A few posts ago, I made the argument that, at least in one sense, the universe is perfect. This is because there’s no other way it could be, which is in turn because it is everything: there’s nothing outside of it that could ever have changed its nature. I claimed, therefore, that “evil” only exists in the subjective belief in separateness, either that one is separate from the universe or even that other things and people are separate from the universe in such a way that they could have been other than what they are. For example, to believe that someone acted “immorally” requires the belief that they could and should have acted otherwise, which is to fail to recognize that they, just like ourselves, are an inseparable part of the universe which is always expressing itself as a whole, according to its own inner dynamics and nature. To claim that someone should have acted differently is to claim that they are not connected to everything around them in the present and everything that preceded them in the past. Every single thing and person is like a fruit on the tree of the universe—its own growth and expression is none other than the growth and expression of the tree.
The primary ethical implication of this is that we ought to treat everyone, including ourselves, with a compassion born from the understanding that they are the product of everything that came before them. We should also express reverence born from the recognition that each and everything and person we encounter, including ourselves, is an expression of the infinite whole, of the All, of God. This also has profound political implications, because it forces us to acknowledge that both ourselves and our most depraved opponents are products of the same vast system, flowers on the same tree. We all have much more in common with each other than most of us realize, or perhaps would like to admit.
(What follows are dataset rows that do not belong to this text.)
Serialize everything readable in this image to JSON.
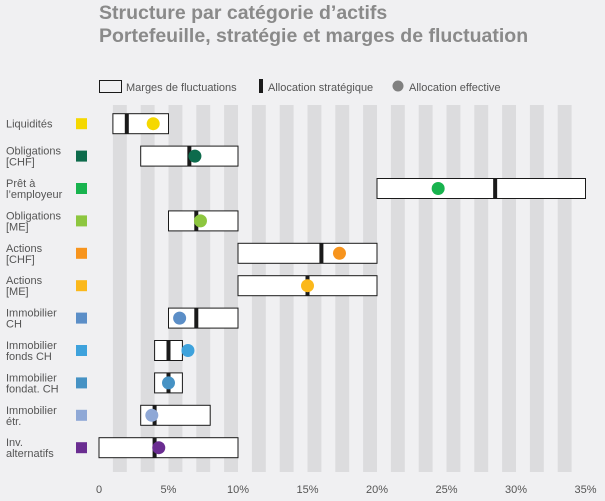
{
  "title": {
    "line1": "Structure par catégorie d’actifs",
    "line2": "Portefeuille, stratégie et marges de fluctuation"
  },
  "legend": {
    "range": "Marges de fluctuations",
    "strategic": "Allocation stratégique",
    "effective": "Allocation effective"
  },
  "colors": {
    "background": "#f0f0f2",
    "stripe": "#dcdcde",
    "text": "#555555",
    "title": "#8a8a8a",
    "marker": "#1a1a1a",
    "legend_dot": "#808080"
  },
  "chart_data": {
    "type": "range-dot",
    "title": "Structure par catégorie d’actifs — Portefeuille, stratégie et marges de fluctuation",
    "xlim": [
      0,
      35
    ],
    "x_ticks": [
      "0",
      "5%",
      "10%",
      "15%",
      "20%",
      "25%",
      "30%",
      "35%"
    ],
    "grid": "alternating vertical stripes",
    "legend_position": "top",
    "categories": [
      {
        "label": [
          "Liquidités"
        ],
        "color": "#f5d800",
        "min": 1,
        "max": 5,
        "strategic": 2,
        "effective": 3.9
      },
      {
        "label": [
          "Obligations",
          "[CHF]"
        ],
        "color": "#0d6b4c",
        "min": 3,
        "max": 10,
        "strategic": 6.5,
        "effective": 6.9
      },
      {
        "label": [
          "Prêt à",
          "l’employeur"
        ],
        "color": "#18b34e",
        "min": 20,
        "max": 35,
        "strategic": 28.5,
        "effective": 24.4
      },
      {
        "label": [
          "Obligations",
          "[ME]"
        ],
        "color": "#8dc63f",
        "min": 5,
        "max": 10,
        "strategic": 7,
        "effective": 7.3
      },
      {
        "label": [
          "Actions",
          "[CHF]"
        ],
        "color": "#f7941d",
        "min": 10,
        "max": 20,
        "strategic": 16,
        "effective": 17.3
      },
      {
        "label": [
          "Actions",
          "[ME]"
        ],
        "color": "#fbb81b",
        "min": 10,
        "max": 20,
        "strategic": 15,
        "effective": 15
      },
      {
        "label": [
          "Immobilier",
          "CH"
        ],
        "color": "#5b8ec7",
        "min": 5,
        "max": 10,
        "strategic": 7,
        "effective": 5.8
      },
      {
        "label": [
          "Immobilier",
          "fonds CH"
        ],
        "color": "#3ea2dc",
        "min": 4,
        "max": 6,
        "strategic": 5,
        "effective": 6.4
      },
      {
        "label": [
          "Immobilier",
          "fondat. CH"
        ],
        "color": "#4692c4",
        "min": 4,
        "max": 6,
        "strategic": 5,
        "effective": 5
      },
      {
        "label": [
          "Immobilier",
          "étr."
        ],
        "color": "#8fa8d6",
        "min": 3,
        "max": 8,
        "strategic": 4,
        "effective": 3.8
      },
      {
        "label": [
          "Inv.",
          "alternatifs"
        ],
        "color": "#6a2d91",
        "min": 0,
        "max": 10,
        "strategic": 4,
        "effective": 4.3
      }
    ]
  }
}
Hamilton Nolan makes this point brilliantly (and even uses a tree metaphor) in the context of the upcoming US election and, specifically, Dick Cheney’s endorsement of Kamala Harris:
For generations, there has been a mutual agreement from both major parties to do what must be done to protect America’s ability to militarily dominate the world—the gun that protects our concurrent ability to be richer than everyone else, the velvet fist that allows us to extract trillions of dollars in value from the Global South and use it to raise our own national standard of living. This commitment to maintaining the global order, people like Dick Cheney understand, is more important than all the other, smaller issues that voters get worked up about. This is the tree, not the branches…It is going to be very hard to uproot this tree without acknowledging that you and me and Kamala Harris and Dick Cheney are all sitting in it, together.
So, if we are asking ourselves what we should collectively be doing differently going forward, concluding that our problems are caused by immoral people is not only superficial—amounting to trying to reshape the tree by plucking off a few of its fruits or trying to cure the illness by treating only the symptoms—it is also deeply confused if it amounts to the claim that people should have spontaneously been something other than what they are, like an orange sprouting from an apple tree.
But it may be asked at this point whether such a view of individuals as expressions of the whole eliminates any meaningful understanding of freedom and condemns us all to nihilism, since everything and everyone is always just going to be the universe unfolding according to its own nature. I think this is the result of taking the opposite viewpoint from the individualist, moralist one we’ve been talking about. Instead of individuals and their choices being real and important, the nihilist viewpoint claims that only the universe as a whole is real and that no meaningful change or development is possible (since it just is what it is). From this latter viewpoint, individuals are inessential and any apparent meaning or value is illusory. Of course, the truth is that most people hold a mix of the two: most people are fairly self-obsessed most of the time and consider others’ actions from a moral standpoint, but in their reflective moments or when they think about the “big picture,” they may cheerfully state that “nothing matters.” Both of these viewpoints are, of course, one-sided. The individualist viewpoint claims that there’s no tree, only a trunk, branches, and flowers; meanwhile, the nihilist viewpoint claims that there is only a tree, but no trunk, branches, or flowers. We need to understand that the individual and the universal are mutually essential—neither is anything without the other.
It turns out, then, that there is a sense in which the universe is imperfect: the degree to which we, as an expression of the universe, do not realize that that’s what we are. We are the universe experiencing itself, but our realization of this fact is imperfect, and we frequently lapse into the confused belief that ourselves or something in us is somehow separate from or outside the universe. So long as we do, the universe cannot fully realize its own nature—our own nature. Our overarching ethical purpose is therefore to perfect this realization of our nature, to understand that the parts and the whole give rise to each other, are nothing but each other, each referring infinitely to the other for its definition. And we will find that the pursuit of this ultimate goal will have the effect of clarifying and resolving our shorter-term goals, because as we more fully understand the kind of being that we are, the more we will understand what would be good for such a being, and what such a being ought to do.